RESULTS: The majority of mCRC patients had relapsed/refractory to standard chemotherapy; 128 patients (72.3%) had undergone more than second line chemotherapy, and the median time from diagnosis of mCRC to initiation of KM was 9.4 mo. The median overall survival of enrolled patients was 8.3 mo. On univariate analyses, the inflammation markers of higher mGPS (P < 0.001), NLR ≥ 5 (P < 0.001), PLR > 300 (P = 0.004), LMR ≤ 3.4 (P < 0.001), and PNI ≤ 45.3 (P = 0.001) were significantly associated with decreased survival time. On stepwise multivariate proportional hazards model, mGPS at 2 vs 0 (HR = 3.212, 95%CI: 1.437-7.716, P = 0.004), and LMR ≤ 3.4 (HR = 1.658, 95%CI: 1.092-2.518, P = 0.018) as independent predictors associated with poor overall survival along with carbohydrate antigen 19-9 (HR = 1.482, 95%CI: 1.007-2.182, P = 0.046), AST ≥ 40 (HR = 2.377, 95%CI: 1.359-4.155, P = 0.002), and the treatment duration for KM less than 2.9 mo (HR = 1.718, 95%CI: 1.160-2.543, P = 0.007).
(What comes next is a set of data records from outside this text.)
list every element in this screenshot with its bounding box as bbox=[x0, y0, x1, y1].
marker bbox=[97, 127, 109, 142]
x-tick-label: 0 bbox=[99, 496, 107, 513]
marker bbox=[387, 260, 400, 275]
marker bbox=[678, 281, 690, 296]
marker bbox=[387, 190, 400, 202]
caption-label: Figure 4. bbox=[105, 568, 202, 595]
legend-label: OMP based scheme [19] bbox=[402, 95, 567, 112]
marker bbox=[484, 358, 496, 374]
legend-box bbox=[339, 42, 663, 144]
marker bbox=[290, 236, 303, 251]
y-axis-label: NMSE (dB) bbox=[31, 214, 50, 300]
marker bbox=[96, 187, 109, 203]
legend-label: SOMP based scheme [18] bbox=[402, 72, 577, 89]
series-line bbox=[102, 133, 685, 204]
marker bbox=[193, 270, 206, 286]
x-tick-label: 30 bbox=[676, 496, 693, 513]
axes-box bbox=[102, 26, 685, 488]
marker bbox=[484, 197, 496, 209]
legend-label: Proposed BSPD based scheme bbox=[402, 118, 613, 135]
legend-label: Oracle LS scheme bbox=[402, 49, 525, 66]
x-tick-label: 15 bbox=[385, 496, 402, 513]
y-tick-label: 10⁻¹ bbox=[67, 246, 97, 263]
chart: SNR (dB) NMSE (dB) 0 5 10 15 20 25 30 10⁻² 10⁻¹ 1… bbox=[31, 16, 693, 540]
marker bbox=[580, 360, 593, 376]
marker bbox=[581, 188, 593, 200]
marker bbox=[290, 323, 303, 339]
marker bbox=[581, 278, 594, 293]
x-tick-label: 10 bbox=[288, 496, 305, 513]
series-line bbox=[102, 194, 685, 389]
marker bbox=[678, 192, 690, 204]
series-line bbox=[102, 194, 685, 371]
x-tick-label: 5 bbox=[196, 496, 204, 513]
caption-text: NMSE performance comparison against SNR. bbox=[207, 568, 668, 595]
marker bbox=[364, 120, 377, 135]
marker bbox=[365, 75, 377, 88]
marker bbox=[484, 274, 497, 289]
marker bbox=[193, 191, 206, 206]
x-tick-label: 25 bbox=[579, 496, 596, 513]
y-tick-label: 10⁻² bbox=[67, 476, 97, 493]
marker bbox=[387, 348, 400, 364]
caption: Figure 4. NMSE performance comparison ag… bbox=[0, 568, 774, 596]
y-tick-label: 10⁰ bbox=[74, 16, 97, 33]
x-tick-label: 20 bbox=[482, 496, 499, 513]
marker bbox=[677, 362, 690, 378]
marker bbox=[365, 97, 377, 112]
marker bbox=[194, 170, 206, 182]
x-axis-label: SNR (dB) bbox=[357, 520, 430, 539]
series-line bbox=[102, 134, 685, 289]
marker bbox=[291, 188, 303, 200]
CONCLUSION: These results indicate that the inflammatory markers, mGPS and LMR are independent prognostic factors for predicting overall survival in relapsed/refractory mCRC patients.
Core tip: This is a retrospective study to compare the systemic inflammation based prognostic markers in relapsed or refractory metastatic colorectal cancer (mCRC) patients. We reviewed the medical records of 177 mCRC patients and analyzed the impact of systemic inflammation markers including modified Glasgow prognostic score (mGPS), neutrophil lymphocyte ratio, platelet lymphocyte ratio, lymphocyte monocyte ratio (LMR), and prognostic nutritional index on survival time. The mGPS and LMR were the best inflammatory markers for predicting overall survival time in relapsed or refractory mCRC patients.